La startup Kellify usa l’ai per prevede le quotazioni dei beni di lusso

Arte, beni da collezione, vino e materie prime sono sempre più oggetto di investimento per i gestori. Si tratta di asset “lifestyle” per chi ha la necessità di diversificare il proprio portafoglio e che presentano basse correlazioni con i mercati finanziari che stanno assumendo maggiore interesse per il crescente numero di Ultra-High-Net-Worth-Individuals (+3,5% sul 2016). Il problema però è che spesso questi asset sono difficili da rimettere sul mercato perché l’investitore diventa, di fatto, un collezionista.

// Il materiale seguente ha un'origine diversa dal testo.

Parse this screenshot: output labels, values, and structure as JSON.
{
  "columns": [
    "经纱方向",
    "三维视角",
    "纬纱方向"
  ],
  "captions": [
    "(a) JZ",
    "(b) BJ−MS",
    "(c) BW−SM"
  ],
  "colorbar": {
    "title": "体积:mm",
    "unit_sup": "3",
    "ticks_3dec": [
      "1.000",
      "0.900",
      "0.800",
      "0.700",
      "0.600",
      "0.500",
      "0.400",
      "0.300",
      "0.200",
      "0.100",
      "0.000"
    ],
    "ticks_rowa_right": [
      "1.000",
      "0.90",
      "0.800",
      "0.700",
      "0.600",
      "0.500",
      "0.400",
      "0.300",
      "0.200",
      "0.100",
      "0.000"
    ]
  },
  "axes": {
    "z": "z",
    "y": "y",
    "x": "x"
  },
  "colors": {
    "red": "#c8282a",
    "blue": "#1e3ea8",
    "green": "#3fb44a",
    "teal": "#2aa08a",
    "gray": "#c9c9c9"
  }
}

Attraverso l’intelligenza artificiale, la startup italiana Kellify punta a far emergere la futura rivendibilità di opere d’arte, di auto d’epoca, di vini pregiati o di qualsiasi asset -purché ci siano dati disponibili per un approccio quantitativo.

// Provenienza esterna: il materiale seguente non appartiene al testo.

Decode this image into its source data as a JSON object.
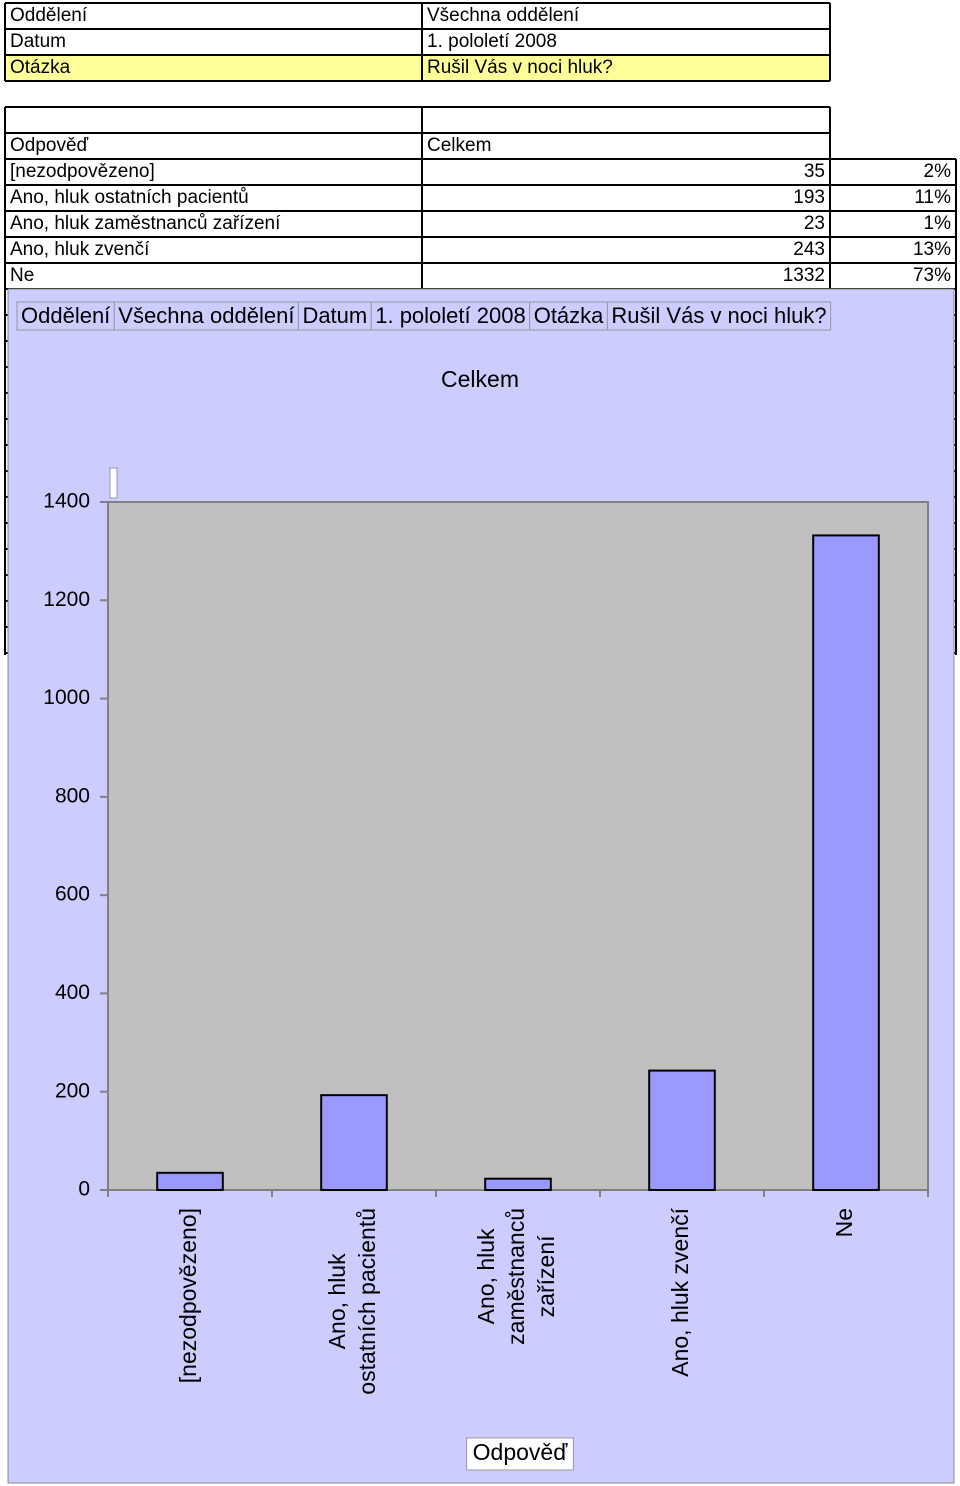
{
  "header": {
    "rows": [
      [
        "Oddělení",
        "Všechna oddělení"
      ],
      [
        "Datum",
        "1. pololetí 2008"
      ],
      [
        "Otázka",
        "Rušil Vás v noci hluk?"
      ]
    ]
  },
  "table": {
    "columns": [
      "Odpověď",
      "Celkem"
    ],
    "rows": [
      [
        "[nezodpovězeno]",
        35,
        "2%"
      ],
      [
        "Ano, hluk ostatních pacientů",
        193,
        "11%"
      ],
      [
        "Ano, hluk zaměstnanců zařízení",
        23,
        "1%"
      ],
      [
        "Ano, hluk zvenčí",
        243,
        "13%"
      ],
      [
        "Ne",
        1332,
        "73%"
      ]
    ]
  },
  "chart_data": {
    "type": "bar",
    "title": "Celkem",
    "x_label": "Odpověď",
    "categories": [
      "[nezodpovězeno]",
      "Ano, hluk ostatních pacientů",
      "Ano, hluk zaměstnanců zařízení",
      "Ano, hluk zvenčí",
      "Ne"
    ],
    "values": [
      35,
      193,
      23,
      243,
      1332
    ],
    "color": "#9999ff",
    "ylim": [
      0,
      1400
    ],
    "yticks": [
      0,
      200,
      400,
      600,
      800,
      1000,
      1200,
      1400
    ],
    "grid": false
  }
}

Gli algoritmi messi a punto da Kellify, basati su tecnologie quali machine learning (il campo di studio che dà ai computer l’abilità di apprendere e realizzare un compito senza essere esplicitamente programmati a farlo), deep learning, reti neurali artificiali (che lavorano imitando il funzionamento delle cellule neurali umane) selezionano una quantità di dati sul comportamento di case d’asta, investitori e performance di artisti, opere e beni da collezione, e sono in grado di sfruttare la collective intelligence dei player che quotidianamente operano, perdono o performano allo scopo di individuare quegli asset che non solo aumentino il loro valore nel tempo, ma che continuino a rimanere vendibili.

“La conoscenza del reale futuro valore di un bene ci consente di ribaltare l’approccio del collezionista (trasformare denaro in beni da collezione) e di stabilire se e quanto investire in un ambiente competitivo in cui non siamo gli unici acquirenti, trasformando sistematicamente i beni da collezione in nuovo capitale”, spiega Francesco Magagnini (nella foto), ceo & Product Architect di Kellify.